Un incident cybernétique se produit toutes les 8,5 minutes, soit nettement plus souvent qu’un sinistre classique causé par un incendie dans un bâtiment. Ce qui était autrefois considéré comme un sujet marginal dans le domaine de l’informatique constitue aujourd’hui un risque existentiel pour les entreprises, y compris les PME.

La cybercriminalité s’est développée pour former une « économie » à part entière, dont le montant mondial des dommages rivalise avec celui des plus grandes économies et qui est depuis longtemps plus lucrative que le marché de la drogue. Le taux d’élucidation des cybercrimes se situe dans la fourchette basse à deux chiffres, ce qui renforce encore l’attrait de ces délits pour les auteurs. Les types de sinistres typiques sont les attaques par ransomware avec chiffrement et/ou vol de données, ainsi que les scénarios de fraude tels que les factures falsifiées et les attaques par e-mail.
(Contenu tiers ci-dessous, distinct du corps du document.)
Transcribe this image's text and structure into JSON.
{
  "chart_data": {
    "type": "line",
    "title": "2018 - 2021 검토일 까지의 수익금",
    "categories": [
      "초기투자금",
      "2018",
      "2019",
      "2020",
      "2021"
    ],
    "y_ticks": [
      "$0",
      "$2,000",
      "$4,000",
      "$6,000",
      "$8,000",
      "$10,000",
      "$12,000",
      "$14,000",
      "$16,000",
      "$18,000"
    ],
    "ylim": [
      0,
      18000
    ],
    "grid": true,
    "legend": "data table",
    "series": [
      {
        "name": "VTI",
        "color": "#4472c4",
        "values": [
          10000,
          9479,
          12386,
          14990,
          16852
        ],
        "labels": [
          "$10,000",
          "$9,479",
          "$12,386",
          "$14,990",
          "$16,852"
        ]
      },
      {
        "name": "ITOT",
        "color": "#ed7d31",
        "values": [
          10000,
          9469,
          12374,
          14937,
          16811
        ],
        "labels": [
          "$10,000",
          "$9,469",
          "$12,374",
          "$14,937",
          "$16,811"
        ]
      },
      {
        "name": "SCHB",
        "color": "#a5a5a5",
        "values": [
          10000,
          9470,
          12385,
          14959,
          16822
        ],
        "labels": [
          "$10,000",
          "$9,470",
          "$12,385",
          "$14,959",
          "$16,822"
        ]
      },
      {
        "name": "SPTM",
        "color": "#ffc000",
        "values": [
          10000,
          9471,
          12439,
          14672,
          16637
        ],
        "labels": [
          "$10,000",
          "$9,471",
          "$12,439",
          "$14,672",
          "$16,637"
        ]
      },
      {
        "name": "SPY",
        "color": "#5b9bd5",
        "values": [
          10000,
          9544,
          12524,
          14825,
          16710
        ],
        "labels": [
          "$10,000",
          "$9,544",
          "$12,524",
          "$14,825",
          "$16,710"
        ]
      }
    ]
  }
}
Il apparaît que le facteur humain est le maillon faible de la chaîne de défense : une formation insuffisante à la détection des e-mails de hameçonnage, une utilisation imprudente des réseaux sociaux et un faux sentiment de sécurité constituent des points d’entrée majeurs. À cela s’ajoutent des failles techniques dans les réseaux IoT (Internet des objets) des flottes, une protection insuffisante des mots de passe et des réseaux, ainsi qu’une gestion déficiente des correctifs (mises à jour logicielles régulières). Souvent, les plans d’urgence informatiques font défaut, ce qui empêche d’exploiter pleinement les potentiels de protection organisationnelle et financière.
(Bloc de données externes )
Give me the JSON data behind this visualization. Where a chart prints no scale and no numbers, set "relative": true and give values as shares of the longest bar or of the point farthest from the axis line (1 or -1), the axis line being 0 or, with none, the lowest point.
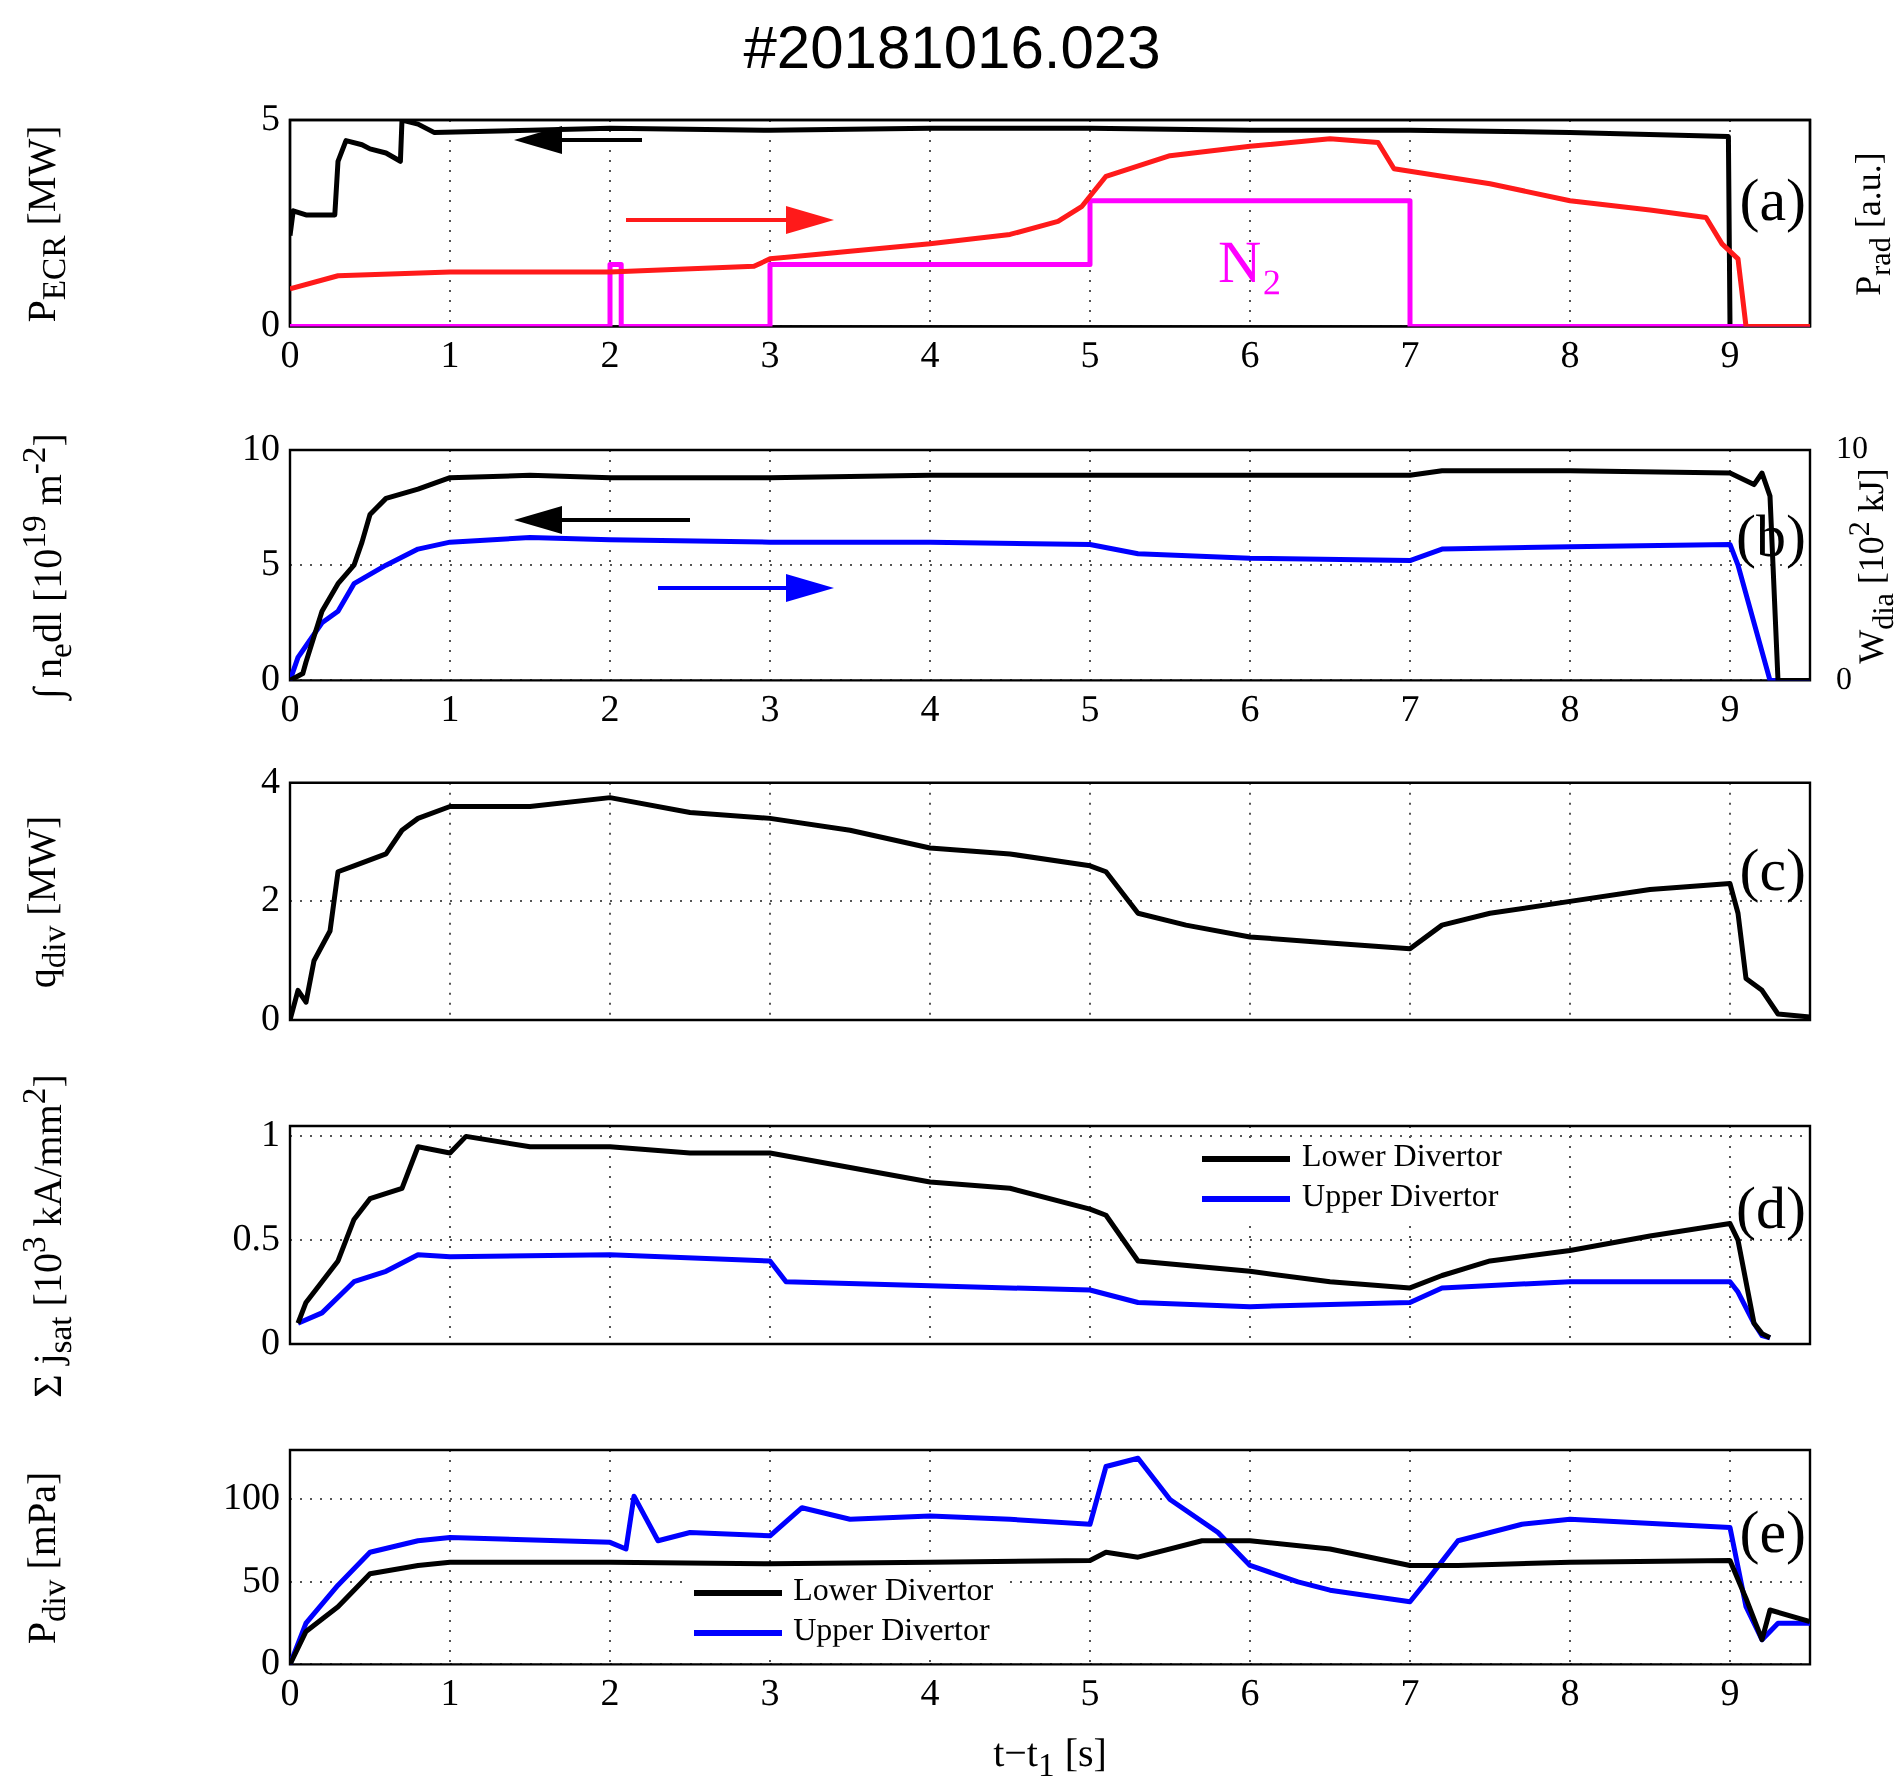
{
  "chart_data": [
    {
      "type": "line",
      "title": "#20181016.023",
      "ylabel": "P$_{ECR}$ [MW]",
      "annotations": [
        "(a)"
      ],
      "xlim": [
        0,
        9.5
      ],
      "xticks": [
        0,
        1,
        2,
        3,
        4,
        5,
        6,
        7,
        8,
        9
      ],
      "ylim": [
        0,
        5
      ],
      "yticks": [
        0,
        5
      ],
      "grid": true,
      "series": [
        {
          "color": "#000000",
          "x": [
            0,
            0.02,
            0.1,
            0.28,
            0.3,
            0.35,
            0.45,
            0.5,
            0.6,
            0.69,
            0.7,
            0.8,
            0.9,
            1.5,
            2,
            3,
            4,
            5,
            6,
            7,
            8,
            8.99,
            9.0,
            9.5
          ],
          "values": [
            2.2,
            2.8,
            2.7,
            2.7,
            4.0,
            4.5,
            4.4,
            4.3,
            4.2,
            4.0,
            5.0,
            4.9,
            4.7,
            4.75,
            4.8,
            4.75,
            4.8,
            4.8,
            4.75,
            4.75,
            4.7,
            4.6,
            0,
            0
          ]
        }
      ]
    },
    {
      "type": "line",
      "relative": true,
      "y2label": "P$_{rad}$ [a.u.]",
      "xlim": [
        0,
        9.5
      ],
      "tick_labels": false,
      "series": [
        {
          "color": "#ff1a1a",
          "axis": "y2",
          "x": [
            0,
            0.3,
            1,
            2,
            2.9,
            3,
            3.5,
            4,
            4.5,
            4.8,
            4.95,
            5.1,
            5.5,
            6,
            6.5,
            6.8,
            6.9,
            7.5,
            8,
            8.5,
            8.85,
            8.95,
            9.05,
            9.1,
            9.5
          ],
          "values": [
            0.2,
            0.27,
            0.29,
            0.29,
            0.32,
            0.36,
            0.4,
            0.44,
            0.49,
            0.56,
            0.64,
            0.8,
            0.91,
            0.96,
            1,
            0.98,
            0.84,
            0.76,
            0.67,
            0.62,
            0.58,
            0.44,
            0.36,
            0,
            0
          ]
        },
        {
          "name": "N₂",
          "color": "#ff00ff",
          "axis": "y2",
          "x": [
            0,
            2,
            2,
            2.07,
            2.07,
            3,
            3,
            5,
            5,
            7,
            7,
            9.5
          ],
          "values": [
            0,
            0,
            0.33,
            0.33,
            0,
            0,
            0.33,
            0.33,
            0.67,
            0.67,
            0,
            0
          ]
        }
      ]
    },
    {
      "type": "line",
      "ylabel": "∫ n$_{e}$dl [10$^{19}$ m$^{-2}$]",
      "y2label": "W$_{dia}$ [10$^{2}$ kJ]",
      "annotations": [
        "(b)"
      ],
      "xlim": [
        0,
        9.5
      ],
      "xticks": [
        0,
        1,
        2,
        3,
        4,
        5,
        6,
        7,
        8,
        9
      ],
      "ylim": [
        0,
        10
      ],
      "yticks": [
        0,
        5,
        10
      ],
      "y2lim": [
        0,
        10
      ],
      "y2ticks": [
        0,
        10
      ],
      "grid": true,
      "series": [
        {
          "color": "#000000",
          "x": [
            0,
            0.08,
            0.1,
            0.2,
            0.3,
            0.4,
            0.45,
            0.5,
            0.6,
            0.8,
            1.0,
            1.5,
            2,
            3,
            4,
            5,
            6,
            7,
            7.2,
            8,
            9,
            9.15,
            9.2,
            9.25,
            9.3,
            9.5
          ],
          "values": [
            0,
            0.3,
            0.8,
            3,
            4.2,
            5,
            6,
            7.2,
            7.9,
            8.3,
            8.8,
            8.9,
            8.8,
            8.8,
            8.9,
            8.9,
            8.9,
            8.9,
            9.1,
            9.1,
            9.0,
            8.5,
            9.0,
            8.0,
            0,
            0
          ]
        },
        {
          "color": "#0000ff",
          "axis": "y2",
          "x": [
            0,
            0.05,
            0.2,
            0.3,
            0.4,
            0.6,
            0.8,
            1.0,
            1.5,
            2,
            3,
            4,
            5,
            5.3,
            6,
            7,
            7.2,
            8,
            9,
            9.05,
            9.25,
            9.5
          ],
          "values": [
            0,
            1,
            2.5,
            3,
            4.2,
            5.0,
            5.7,
            6.0,
            6.2,
            6.1,
            6.0,
            6.0,
            5.9,
            5.5,
            5.3,
            5.2,
            5.7,
            5.8,
            5.9,
            5.0,
            0,
            0
          ]
        }
      ]
    },
    {
      "type": "line",
      "ylabel": "q$_{div}$ [MW]",
      "annotations": [
        "(c)"
      ],
      "xlim": [
        0,
        9.5
      ],
      "xticks": [
        0,
        1,
        2,
        3,
        4,
        5,
        6,
        7,
        8,
        9
      ],
      "ylim": [
        0,
        4
      ],
      "yticks": [
        0,
        2,
        4
      ],
      "grid": true,
      "tick_labels": "y",
      "series": [
        {
          "color": "#000000",
          "x": [
            0,
            0.05,
            0.1,
            0.15,
            0.25,
            0.3,
            0.4,
            0.5,
            0.6,
            0.7,
            0.8,
            1.0,
            1.5,
            2,
            2.5,
            3,
            3.5,
            4,
            4.5,
            5,
            5.1,
            5.3,
            5.6,
            6,
            6.5,
            7,
            7.2,
            7.5,
            8,
            8.5,
            9,
            9.05,
            9.1,
            9.2,
            9.3,
            9.5
          ],
          "values": [
            0,
            0.5,
            0.3,
            1.0,
            1.5,
            2.5,
            2.6,
            2.7,
            2.8,
            3.2,
            3.4,
            3.6,
            3.6,
            3.75,
            3.5,
            3.4,
            3.2,
            2.9,
            2.8,
            2.6,
            2.5,
            1.8,
            1.6,
            1.4,
            1.3,
            1.2,
            1.6,
            1.8,
            2.0,
            2.2,
            2.3,
            1.8,
            0.7,
            0.5,
            0.1,
            0.05
          ]
        }
      ]
    },
    {
      "type": "line",
      "ylabel": "Σ j$_{sat}$ [10$^{3}$ kA/mm$^{2}$]",
      "annotations": [
        "(d)"
      ],
      "xlim": [
        0,
        9.5
      ],
      "xticks": [
        0,
        1,
        2,
        3,
        4,
        5,
        6,
        7,
        8,
        9
      ],
      "ylim": [
        0,
        1.05
      ],
      "yticks": [
        0,
        0.5,
        1
      ],
      "grid": true,
      "tick_labels": "y",
      "legend": "top right",
      "series": [
        {
          "name": "Lower Divertor",
          "color": "#000000",
          "x": [
            0.05,
            0.1,
            0.2,
            0.3,
            0.4,
            0.5,
            0.7,
            0.8,
            1.0,
            1.1,
            1.5,
            2,
            2.5,
            3,
            3.5,
            4,
            4.5,
            5,
            5.1,
            5.3,
            6,
            6.5,
            7,
            7.2,
            7.5,
            8,
            8.5,
            9,
            9.05,
            9.1,
            9.15,
            9.2,
            9.25
          ],
          "values": [
            0.1,
            0.2,
            0.3,
            0.4,
            0.6,
            0.7,
            0.75,
            0.95,
            0.92,
            1.0,
            0.95,
            0.95,
            0.92,
            0.92,
            0.85,
            0.78,
            0.75,
            0.65,
            0.62,
            0.4,
            0.35,
            0.3,
            0.27,
            0.33,
            0.4,
            0.45,
            0.52,
            0.58,
            0.5,
            0.3,
            0.1,
            0.05,
            0.03
          ]
        },
        {
          "name": "Upper Divertor",
          "color": "#0000ff",
          "x": [
            0.05,
            0.2,
            0.4,
            0.6,
            0.8,
            1,
            2,
            3,
            3.1,
            4,
            5,
            5.3,
            6,
            7,
            7.2,
            8,
            9,
            9.05,
            9.15,
            9.2,
            9.25
          ],
          "values": [
            0.1,
            0.15,
            0.3,
            0.35,
            0.43,
            0.42,
            0.43,
            0.4,
            0.3,
            0.28,
            0.26,
            0.2,
            0.18,
            0.2,
            0.27,
            0.3,
            0.3,
            0.25,
            0.1,
            0.04,
            0.03
          ]
        }
      ]
    },
    {
      "type": "line",
      "ylabel": "P$_{div}$ [mPa]",
      "xlabel": "t−t$_{1}$ [s]",
      "annotations": [
        "(e)"
      ],
      "xlim": [
        0,
        9.5
      ],
      "xticks": [
        0,
        1,
        2,
        3,
        4,
        5,
        6,
        7,
        8,
        9
      ],
      "ylim": [
        0,
        130
      ],
      "yticks": [
        0,
        50,
        100
      ],
      "grid": true,
      "legend": "bottom",
      "series": [
        {
          "name": "Lower Divertor",
          "color": "#000000",
          "x": [
            0,
            0.1,
            0.3,
            0.5,
            0.8,
            1,
            2,
            3,
            4,
            5,
            5.1,
            5.3,
            5.7,
            6,
            6.5,
            7,
            7.3,
            8,
            9,
            9.1,
            9.2,
            9.25,
            9.5
          ],
          "values": [
            0,
            20,
            35,
            55,
            60,
            62,
            62,
            61,
            62,
            63,
            68,
            65,
            75,
            75,
            70,
            60,
            60,
            62,
            63,
            40,
            15,
            33,
            26
          ]
        },
        {
          "name": "Upper Divertor",
          "color": "#0000ff",
          "x": [
            0,
            0.1,
            0.3,
            0.5,
            0.8,
            1,
            2,
            2.1,
            2.15,
            2.3,
            2.5,
            3,
            3.2,
            3.5,
            4,
            4.5,
            5,
            5.1,
            5.3,
            5.5,
            5.8,
            6,
            6.3,
            6.5,
            7,
            7.1,
            7.3,
            7.7,
            8,
            9,
            9.1,
            9.2,
            9.3,
            9.5
          ],
          "values": [
            0,
            25,
            48,
            68,
            75,
            77,
            74,
            70,
            102,
            75,
            80,
            78,
            95,
            88,
            90,
            88,
            85,
            120,
            125,
            100,
            80,
            60,
            50,
            45,
            38,
            50,
            75,
            85,
            88,
            83,
            35,
            15,
            25,
            25
          ]
        }
      ]
    }
  ]
}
Quiconque utilise les technologies numériques est exposé à des risques, de la petite entreprise de travaux agricoles à l’exploitation agricole d’envergure internationale. Les ordinateurs de bord connectés, les services cloud et les systèmes ERP (Enterprise Resource Planning = progiciel de gestion d’entreprise), la surveillance intelligente des champs et les équipements autonomes améliorent l’efficacité, mais constituent en même temps des points de vulnérabilité critiques. Les drones, les capteurs de surveillance du bétail et les systèmes intelligents de gestion des exploitations et des équipements s’appuient également sur des données en temps réel et des infrastructures cloud dont la compromission a un impact immédiat sur la valeur ajoutée de l’exploitation.
Environ 80 % des attaques visent directement les personnes, et non la technologie. L’ingénierie sociale et les tentatives de tromperie de plus en plus sophistiquées et évolutives, alimentées par l’IA générative, rendent plus difficile pour les collaborateurs de distinguer les communications légitimes des communications frauduleuses.
Une cyberattaque n’est pas un simple problème informatique, mais un enjeu opérationnel complexe pouvant affecter l’activité principale et même l’existence même d’une entreprise. Outre l’interruption de l’activité et une perte de temps considérable, elle entraîne des pertes financières, la perte de données et un blocage du développement commercial. À cela s’ajoutent un stress émotionnel, une tension au sein du personnel, ainsi qu’une perte de confiance et de réputation auprès des clients et des partenaires commerciaux.
En cas d’urgence, des questions essentielles se posent immédiatement : qui constitue ma « brigade anti-cyberattaques » ? Comment puis-je poursuivre mes activités quotidiennes, quels sont les processus d’urgence prévus et les sauvegardes fonctionnent-elles réellement ? La communication avec les collaborateurs, les clients, les partenaires commerciaux et les médias, l’information des autorités ainsi que l’évaluation du coût total de l’incident font partie d’un cadre réglementaire structuré ou d’un guide d’intervention en cas d’urgence.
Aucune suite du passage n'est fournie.